Le problème, c’est que, depuis l’indépendance du Soudan du Sud, en juillet 2011, plus rien ne va. Avec cette sécession, le régime de Khartoum a perdu les trois quarts de ses puits de pétrole. Surtout, il n’a pas anticipé cette perte de revenus par une politique de développement agricole et industriel. Pris à la gorge, le gouvernement a mis fin brutalement aux subventions sur le carburant. Du jour au lendemain, les Soudanais ont vu le prix du gallon d’essence passer de 12,50 livres à 20,80 livres ! Avec bien sûr une réaction en chaîne sur les prix de tous les produits de base. Dans les quartiers populaires d’Omdurman, la ville jumelle de Khartoum sur la rive gauche du Nil, mais aussi dans les quartiers résidentiels de la capitale, Burri, Nasir et Riyad, des milliers d’hommes et de femmes ont envahi les rues aux cris de "We don’t want Bashir !" ("Nous ne voulons plus d’El-Béchir !"). Derrière cette révolte sans précédent, c’est toute une classe moyenne qui joue sa survie.

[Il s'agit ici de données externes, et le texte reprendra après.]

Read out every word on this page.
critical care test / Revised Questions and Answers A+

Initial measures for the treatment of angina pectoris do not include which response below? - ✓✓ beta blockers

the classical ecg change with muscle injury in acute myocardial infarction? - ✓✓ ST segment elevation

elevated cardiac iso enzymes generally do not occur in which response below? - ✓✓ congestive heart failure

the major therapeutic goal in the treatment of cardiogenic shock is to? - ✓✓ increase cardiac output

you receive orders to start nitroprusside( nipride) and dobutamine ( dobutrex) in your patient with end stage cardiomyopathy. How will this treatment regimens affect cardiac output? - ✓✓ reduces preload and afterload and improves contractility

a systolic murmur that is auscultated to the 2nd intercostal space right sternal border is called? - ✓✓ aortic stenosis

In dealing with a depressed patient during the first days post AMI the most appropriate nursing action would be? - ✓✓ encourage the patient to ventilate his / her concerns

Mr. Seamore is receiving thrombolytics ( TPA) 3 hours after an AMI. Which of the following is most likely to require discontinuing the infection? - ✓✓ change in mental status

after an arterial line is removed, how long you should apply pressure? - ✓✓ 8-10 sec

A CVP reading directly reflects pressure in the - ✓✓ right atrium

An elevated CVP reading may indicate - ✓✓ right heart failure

Salah Sanhouri Mudathir, le martyr

Le 1er octobre, lors d’une cérémonie de remise de diplômes à des militaires, le chef de l’État soudanais a affirmé que c’était "une conspiration menée par des saboteurs" – sous-entendu par les rebelles du Darfour et du Kordofan du Sud. De fait, il y a deux ans, les quatre principaux mouvements armés de l’ouest et du sud du pays se sont réunis en un Front révolutionnaire du Soudan (FRS) "pour renverser le régime d’El-Béchir". Mais ces derniers jours, les jeunes qui ont défilé dans les rues de Khartoum et de Wad Madani étaient, pour beaucoup, des Arabes de la région du fleuve. Le 27 septembre, dans le quartier de Burri, à Khartoum, un pharmacien de 28 ans a été tué d’une balle dans le dos pendant une manifestation pacifique. Salah Sanhouri Mudathir appartenait à une grande famille d’entrepreneurs arabes qui avait fait fortune à Abou Dhabi. Le lendemain, des milliers de jeunes ont participé à son enterrement. L’un d’eux a twitté : "Salah, tu es un symbole de liberté et ta mort pourrait marquer la fin de vingt-quatre années de tyrannie."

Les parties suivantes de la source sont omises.